Le contexte récupéré est le cas le plus difficile
Les applications RAG font face à une tension architecturale réelle : tout l'intérêt de la récupération est de faire apparaître des documents différents pour des requêtes différentes, ce qui brise par définition la correspondance de préfixe sur le contenu récupéré lui-même. La solution la plus efficace ici n'est pas de mettre en cache les fragments récupérés — c'est de mettre en cache tout ce qui les entoure. Gardez le prompt système, les instructions de récupération et la spécification du format de sortie dans un préfixe stable, et traitez les documents récupérés comme le suffixe variable. Les équipes gérant de grandes bibliothèques d'outils peuvent obtenir un gain supplémentaire en mettant en cache le bloc de définitions d'outils séparément du contenu récupéré, car les schémas d'outils changent rarement au sein d'une session même quand la requête change.
Bien mesurer
Les tableaux de bord des fournisseurs rapportent généralement les nombres de tokens de lecture et d'écriture de cache séparément des tokens d'entrée standard, ce qui facilite le calcul du taux de succès réel : lectures de cache divisées par le total des tokens éligibles au préfixe. Les équipes devraient suivre ce chiffre explicitement plutôt que d'inférer les économies à partir de la facture totale, car un faible taux de succès peut se cacher derrière une facture par ailleurs raisonnable si le volume de requêtes fluctue également.
À retenir
- Auditez d'abord la structure de votre prompt : le contenu statique (instructions système, schémas d'outils, documents de référence) doit précéder tout contenu variable par requête, sans exception.

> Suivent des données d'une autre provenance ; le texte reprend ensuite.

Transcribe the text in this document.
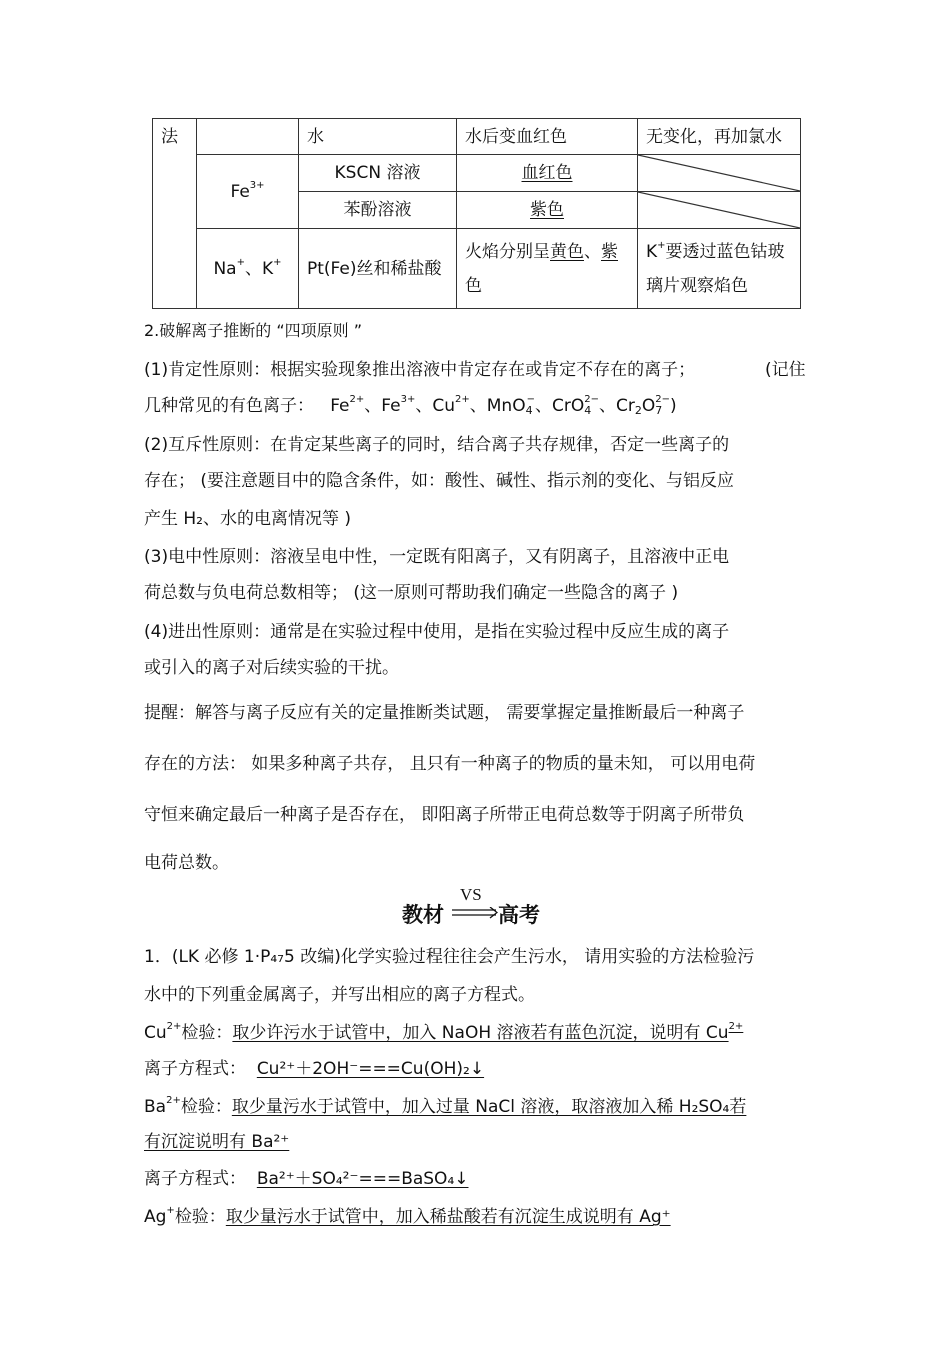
法		水	水后变血红色	无变化，再加氯水
	$Fe^{3+}$	KSCN 溶液	血红色	

		苯酚溶液	紫色	

	Na+、K+	Pt(Fe)丝和稀盐酸	火焰分别呈黄色、紫色	K+要透过蓝色钴玻璃片观察焰色
2.破解离子推断的 “四项原则 ”
(1)肯定性原则：根据实验现象推出溶液中肯定存在或肯定不存在的离子；	(记住
几种常见的有色离子：   $Fe^{2+}$、$Fe^{3+}$、$Cu^{2+}$、MnO$_4$−、CrO$_4^{2-}$、$Cr_2O_7^{2-}$)
(2)互斥性原则：在肯定某些离子的同时，结合离子共存规律，否定一些离子的
存在； (要注意题目中的隐含条件，如：酸性、碱性、指示剂的变化、与铝反应
产生 H₂、水的电离情况等 )
(3)电中性原则：溶液呈电中性，一定既有阳离子，又有阴离子，且溶液中正电
荷总数与负电荷总数相等； (这一原则可帮助我们确定一些隐含的离子 )
(4)进出性原则：通常是在实验过程中使用，是指在实验过程中反应生成的离子
或引入的离子对后续实验的干扰。
提醒：解答与离子反应有关的定量推断类试题， 需要掌握定量推断最后一种离子
存在的方法： 如果多种离子共存， 且只有一种离子的物质的量未知， 可以用电荷
守恒来确定最后一种离子是否存在， 即阳离子所带正电荷总数等于阴离子所带负
电荷总数。
教材
VS
高考
1．(LK 必修 1·P₄₇5 改编)化学实验过程往往会产生污水， 请用实验的方法检验污
水中的下列重金属离子，并写出相应的离子方程式。
$Cu^{2+}$检验：取少许污水于试管中，加入 NaOH 溶液若有蓝色沉淀，说明有 $Cu^{2+}$
离子方程式： Cu²⁺＋2OH⁻===Cu(OH)₂↓
$Ba^{2+}$检验：取少量污水于试管中，加入过量 NaCl 溶液，取溶液加入稀 H₂SO₄若
有沉淀说明有 Ba²⁺
离子方程式： Ba²⁺＋SO₄²⁻===BaSO₄↓
Ag+检验：取少量污水于试管中，加入稀盐酸若有沉淀生成说明有 Ag⁺
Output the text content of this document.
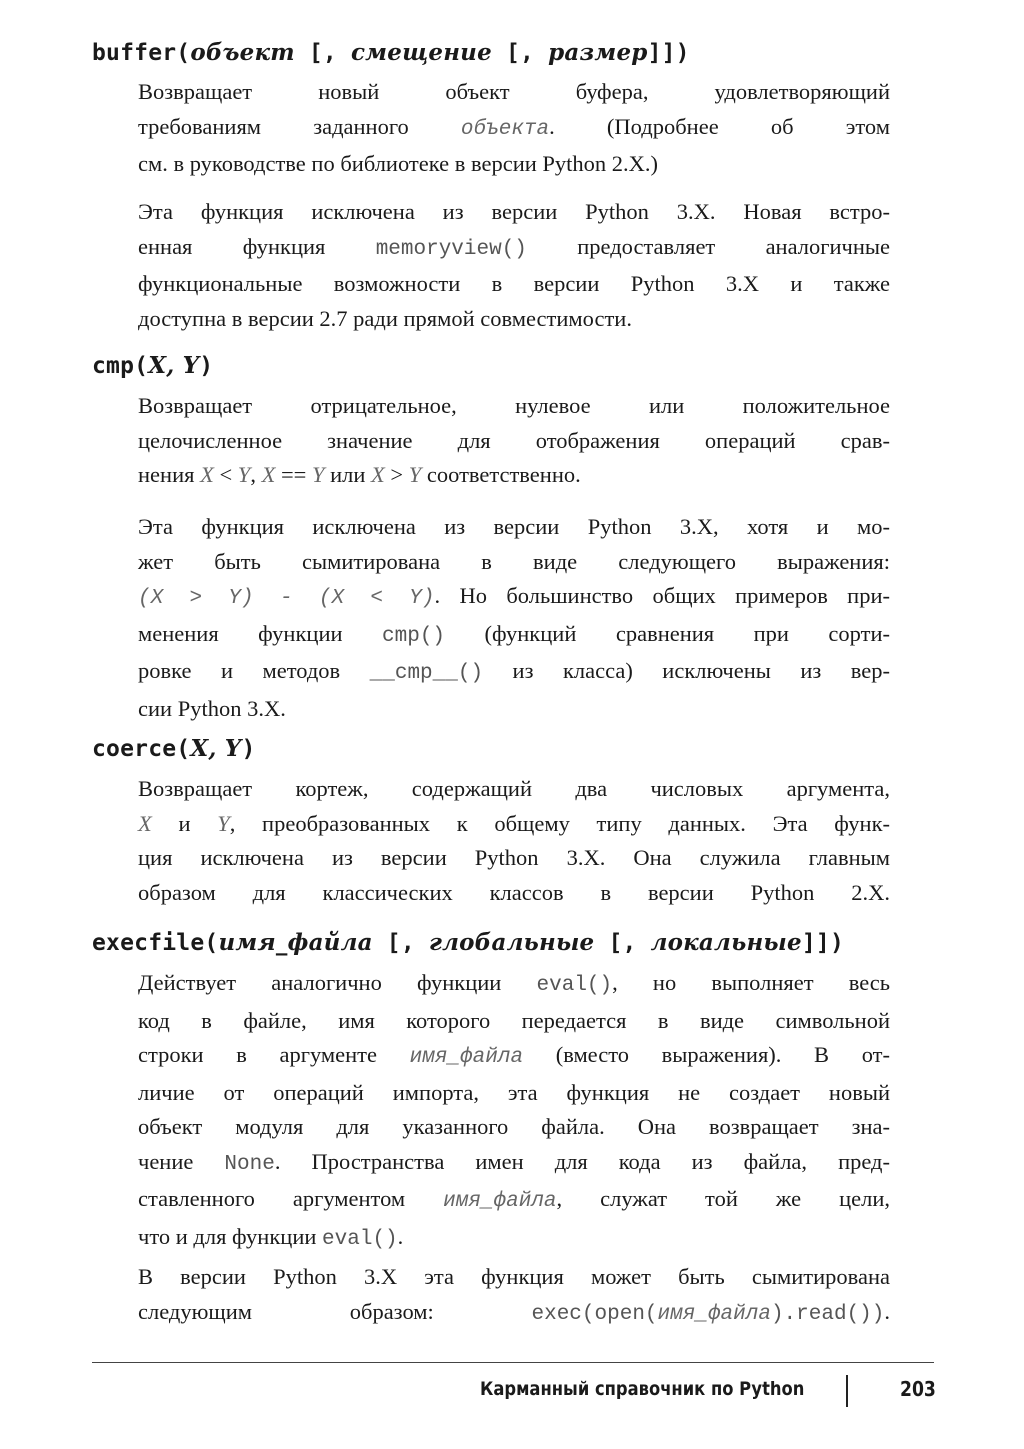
buffer(объект [, смещение [, размер]])
Возвращает новый объект буфера, удовлетворяющий
требованиям заданного объекта. (Подробнее об этом
см. в руководстве по библиотеке в версии Python 2.X.)
Эта функция исключена из версии Python 3.X. Новая встро-
енная функция memoryview() предоставляет аналогичные
функциональные возможности в версии Python 3.X и также
доступна в версии 2.7 ради прямой совместимости.
cmp(X, Y)
Возвращает отрицательное, нулевое или положительное
целочисленное значение для отображения операций срав-
нения X < Y, X == Y или X > Y соответственно.
Эта функция исключена из версии Python 3.X, хотя и мо-
жет быть сымитирована в виде следующего выражения:
(X > Y) - (X < Y). Но большинство общих примеров при-
менения функции cmp() (функций сравнения при сорти-
ровке и методов __cmp__() из класса) исключены из вер-
сии Python 3.X.
coerce(X, Y)
Возвращает кортеж, содержащий два числовых аргумента,
X и Y, преобразованных к общему типу данных. Эта функ-
ция исключена из версии Python 3.X. Она служила главным
образом для классических классов в версии Python 2.X.
execfile(имя_файла [, глобальные [, локальные]])
Действует аналогично функции eval(), но выполняет весь
код в файле, имя которого передается в виде символьной
строки в аргументе имя_файла (вместо выражения). В от-
личие от операций импорта, эта функция не создает новый
объект модуля для указанного файла. Она возвращает зна-
чение None. Пространства имен для кода из файла, пред-
ставленного аргументом имя_файла, служат той же цели,
что и для функции eval().
В версии Python 3.X эта функция может быть сымитирована
следующим образом: exec(open(имя_файла).read()).
Карманный справочник по Python	203
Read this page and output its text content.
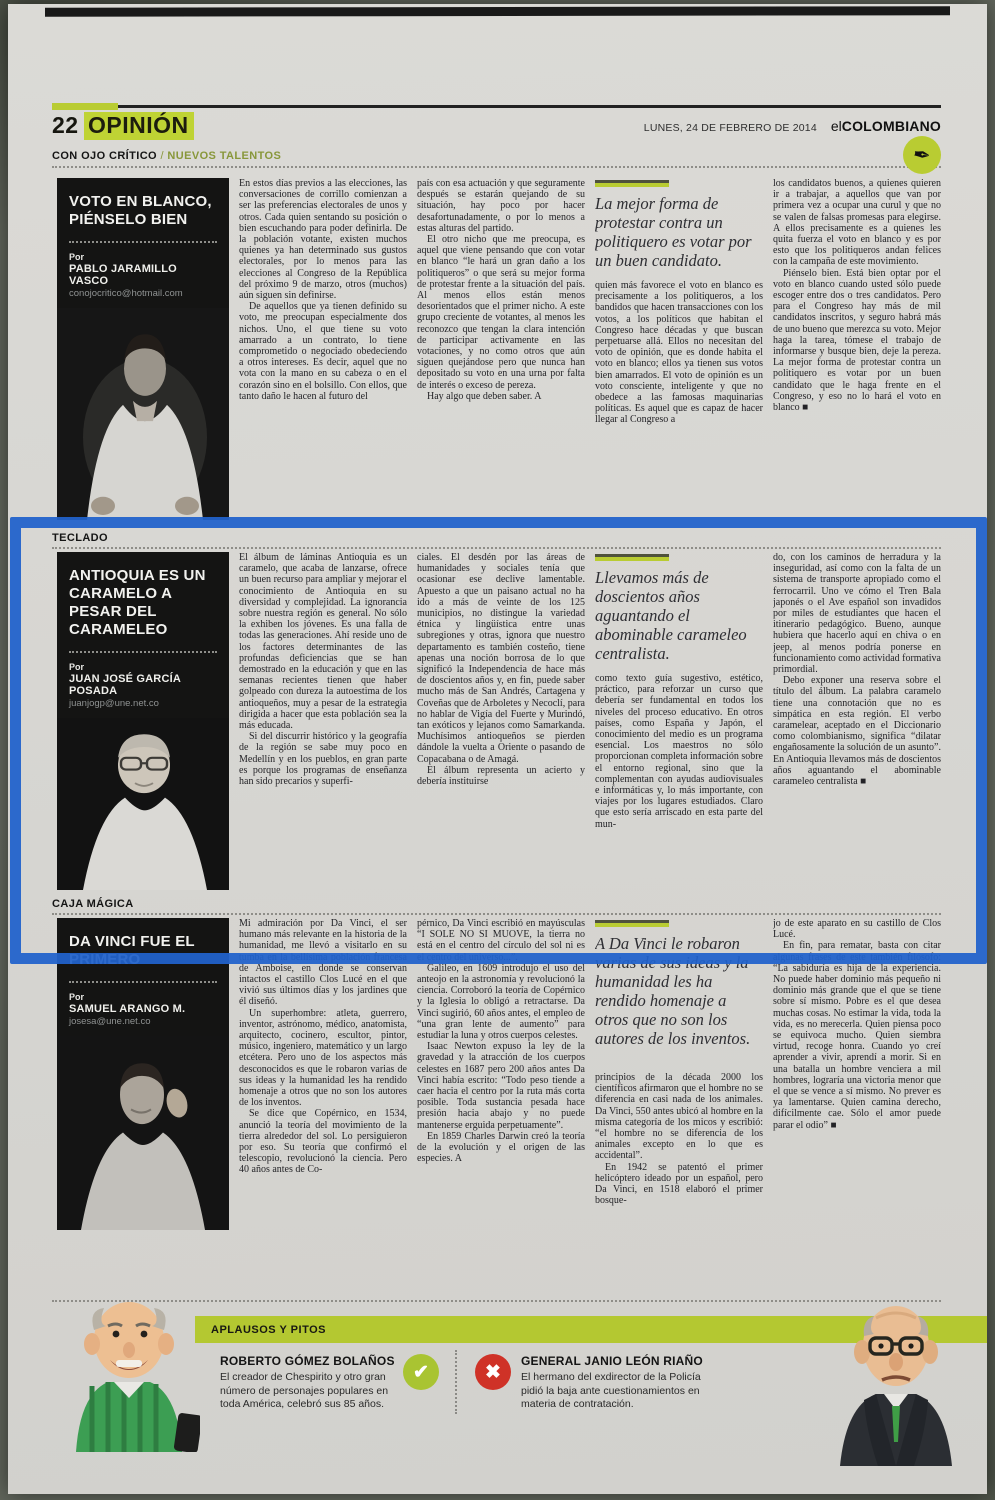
22 OPINIÓN	LUNES, 24 DE FEBRERO DE 2014 elCOLOMBIANO
CON OJO CRÍTICO / NUEVOS TALENTOS	✒
VOTO EN BLANCO, PIÉNSELO BIEN
Por
PABLO JARAMILLO VASCO
conojocritico@hotmail.com

En estos días previos a las elecciones, las conversaciones de corrillo comienzan a ser las preferencias electorales de unos y otros. Cada quien sentando su posición o bien escuchando para poder definirla. De la población votante, existen muchos quienes ya han determinado sus gustos electorales, por lo menos para las elecciones al Congreso de la República del próximo 9 de marzo, otros (muchos) aún siguen sin definirse.

De aquellos que ya tienen definido su voto, me preocupan especialmente dos nichos. Uno, el que tiene su voto amarrado a un contrato, lo tiene comprometido o negociado obedeciendo a otros intereses. Es decir, aquel que no vota con la mano en su cabeza o en el corazón sino en el bolsillo. Con ellos, que tanto daño le hacen al futuro del

país con esa actuación y que seguramente después se estarán quejando de su situación, hay poco por hacer desafortunadamente, o por lo menos a estas alturas del partido.

El otro nicho que me preocupa, es aquel que viene pensando que con votar en blanco “le hará un gran daño a los politiqueros” o que será su mejor forma de protestar frente a la situación del país. Al menos ellos están menos desorientados que el primer nicho. A este grupo creciente de votantes, al menos les reconozco que tengan la clara intención de participar activamente en las votaciones, y no como otros que aún siguen quejándose pero que nunca han depositado su voto en una urna por falta de interés o exceso de pereza.

Hay algo que deben saber. A

La mejor forma de protestar contra un politiquero es votar por un buen candidato.

quien más favorece el voto en blanco es precisamente a los politiqueros, a los bandidos que hacen transacciones con los votos, a los políticos que habitan el Congreso hace décadas y que buscan perpetuarse allá. Ellos no necesitan del voto de opinión, que es donde habita el voto en blanco; ellos ya tienen sus votos bien amarrados. El voto de opinión es un voto consciente, inteligente y que no obedece a las famosas maquinarias políticas. Es aquel que es capaz de hacer llegar al Congreso a

los candidatos buenos, a quienes quieren ir a trabajar, a aquellos que van por primera vez a ocupar una curul y que no se valen de falsas promesas para elegirse. A ellos precisamente es a quienes les quita fuerza el voto en blanco y es por esto que los politiqueros andan felices con la campaña de este movimiento.

Piénselo bien. Está bien optar por el voto en blanco cuando usted sólo puede escoger entre dos o tres candidatos. Pero para el Congreso hay más de mil candidatos inscritos, y seguro habrá más de uno bueno que merezca su voto. Mejor haga la tarea, tómese el trabajo de informarse y busque bien, deje la pereza. La mejor forma de protestar contra un politiquero es votar por un buen candidato que le haga frente en el Congreso, y eso no lo hará el voto en blanco ■

TECLADO
ANTIOQUIA ES UN CARAMELO A PESAR DEL CARAMELEO
Por
JUAN JOSÉ GARCÍA POSADA
juanjogp@une.net.co

El álbum de láminas Antioquia es un caramelo, que acaba de lanzarse, ofrece un buen recurso para ampliar y mejorar el conocimiento de Antioquia en su diversidad y complejidad. La ignorancia sobre nuestra región es general. No sólo la exhiben los jóvenes. Es una falla de todas las generaciones. Ahí reside uno de los factores determinantes de las profundas deficiencias que se han demostrado en la educación y que en las semanas recientes tienen que haber golpeado con dureza la autoestima de los antioqueños, muy a pesar de la estrategia dirigida a hacer que esta población sea la más educada.

Si del discurrir histórico y la geografía de la región se sabe muy poco en Medellín y en los pueblos, en gran parte es porque los programas de enseñanza han sido precarios y superfi-

ciales. El desdén por las áreas de humanidades y sociales tenía que ocasionar ese declive lamentable. Apuesto a que un paisano actual no ha ido a más de veinte de los 125 municipios, no distingue la variedad étnica y lingüística entre unas subregiones y otras, ignora que nuestro departamento es también costeño, tiene apenas una noción borrosa de lo que significó la Independencia de hace más de doscientos años y, en fin, puede saber mucho más de San Andrés, Cartagena y Coveñas que de Arboletes y Necoclí, para no hablar de Vigía del Fuerte y Murindó, tan exóticos y lejanos como Samarkanda. Muchísimos antioqueños se pierden dándole la vuelta a Oriente o pasando de Copacabana o de Amagá.

El álbum representa un acierto y debería instituirse

Llevamos más de doscientos años aguantando el abominable carameleo centralista.

como texto guía sugestivo, estético, práctico, para reforzar un curso que debería ser fundamental en todos los niveles del proceso educativo. En otros países, como España y Japón, el conocimiento del medio es un programa esencial. Los maestros no sólo proporcionan completa información sobre el entorno regional, sino que la complementan con ayudas audiovisuales e informáticas y, lo más importante, con viajes por los lugares estudiados. Claro que esto sería arriscado en esta parte del mun-

do, con los caminos de herradura y la inseguridad, así como con la falta de un sistema de transporte apropiado como el ferrocarril. Uno ve cómo el Tren Bala japonés o el Ave español son invadidos por miles de estudiantes que hacen el itinerario pedagógico. Bueno, aunque hubiera que hacerlo aquí en chiva o en jeep, al menos podría ponerse en funcionamiento como actividad formativa primordial.

Debo exponer una reserva sobre el título del álbum. La palabra caramelo tiene una connotación que no es simpática en esta región. El verbo caramelear, aceptado en el Diccionario como colombianismo, significa “dilatar engañosamente la solución de un asunto”. En Antioquia llevamos más de doscientos años aguantando el abominable carameleo centralista ■

CAJA MÁGICA
DA VINCI FUE EL PRIMERO
Por
SAMUEL ARANGO M.
josesa@une.net.co

Mi admiración por Da Vinci, el ser humano más relevante en la historia de la humanidad, me llevó a visitarlo en su tumba en la bellísima población francesa de Amboise, en donde se conservan intactos el castillo Clos Lucé en el que vivió sus últimos días y los jardines que él diseñó.

Un superhombre: atleta, guerrero, inventor, astrónomo, médico, anatomista, arquitecto, cocinero, escultor, pintor, músico, ingeniero, matemático y un largo etcétera. Pero uno de los aspectos más desconocidos es que le robaron varias de sus ideas y la humanidad les ha rendido homenaje a otros que no son los autores de los inventos.

Se dice que Copérnico, en 1534, anunció la teoría del movimiento de la tierra alrededor del sol. Lo persiguieron por eso. Su teoría que confirmó el telescopio, revolucionó la ciencia. Pero 40 años antes de Co-

pérnico, Da Vinci escribió en mayúsculas “I SOLE NO SI MUOVE, la tierra no está en el centro del círculo del sol ni es el centro del universo...”.

Galileo, en 1609 introdujo el uso del anteojo en la astronomía y revolucionó la ciencia. Corroboró la teoría de Copérnico y la Iglesia lo obligó a retractarse. Da Vinci sugirió, 60 años antes, el empleo de “una gran lente de aumento” para estudiar la luna y otros cuerpos celestes.

Isaac Newton expuso la ley de la gravedad y la atracción de los cuerpos celestes en 1687 pero 200 años antes Da Vinci había escrito: “Todo peso tiende a caer hacia el centro por la ruta más corta posible. Toda sustancia pesada hace presión hacia abajo y no puede mantenerse erguida perpetuamente”.

En 1859 Charles Darwin creó la teoría de la evolución y el origen de las especies. A

A Da Vinci le robaron varias de sus ideas y la humanidad les ha rendido homenaje a otros que no son los autores de los inventos.

principios de la década 2000 los científicos afirmaron que el hombre no se diferencia en casi nada de los animales. Da Vinci, 550 antes ubicó al hombre en la misma categoría de los micos y escribió: “el hombre no se diferencia de los animales excepto en lo que es accidental”.

En 1942 se patentó el primer helicóptero ideado por un español, pero Da Vinci, en 1518 elaboró el primer bosque-

jo de este aparato en su castillo de Clos Lucé.

En fin, para rematar, basta con citar algunas frases de este también filósofo: “La sabiduría es hija de la experiencia. No puede haber dominio más pequeño ni dominio más grande que el que se tiene sobre sí mismo. Pobre es el que desea muchas cosas. No estimar la vida, toda la vida, es no merecerla. Quien piensa poco se equivoca mucho. Quien siembra virtud, recoge honra. Cuando yo creí aprender a vivir, aprendí a morir. Si en una batalla un hombre venciera a mil hombres, lograría una victoria menor que el que se vence a sí mismo. No prever es ya lamentarse. Quien camina derecho, difícilmente cae. Sólo el amor puede parar el odio” ■

APLAUSOS Y PITOS
ROBERTO GÓMEZ BOLAÑOS

El creador de Chespirito y otro gran número de personajes populares en toda América, celebró sus 85 años.

✔	✖
GENERAL JANIO LEÓN RIAÑO

El hermano del exdirector de la Policía pidió la baja ante cuestionamientos en materia de contratación.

- Ne personnalisez pas à l'intérieur du préfixe cachable — injectez les données spécifiques à l'utilisateur comme un bloc clairement séparé après les instructions partagées.
- Pour les pipelines RAG, mettez en cache l'échafaudage stable autour du contenu récupéré, pas le contenu récupéré lui-même.
- Suivez le taux de succès du cache comme une métrique explicite, pas comme quelque chose d'inféré à partir des dépenses totales.
- Vérifiez la fenêtre TTL de votre fournisseur et les schémas de trafic — des interruptions de trafic plus longues que la fenêtre TTL forceront une nouvelle écriture de cache quelle que soit la structure du prompt.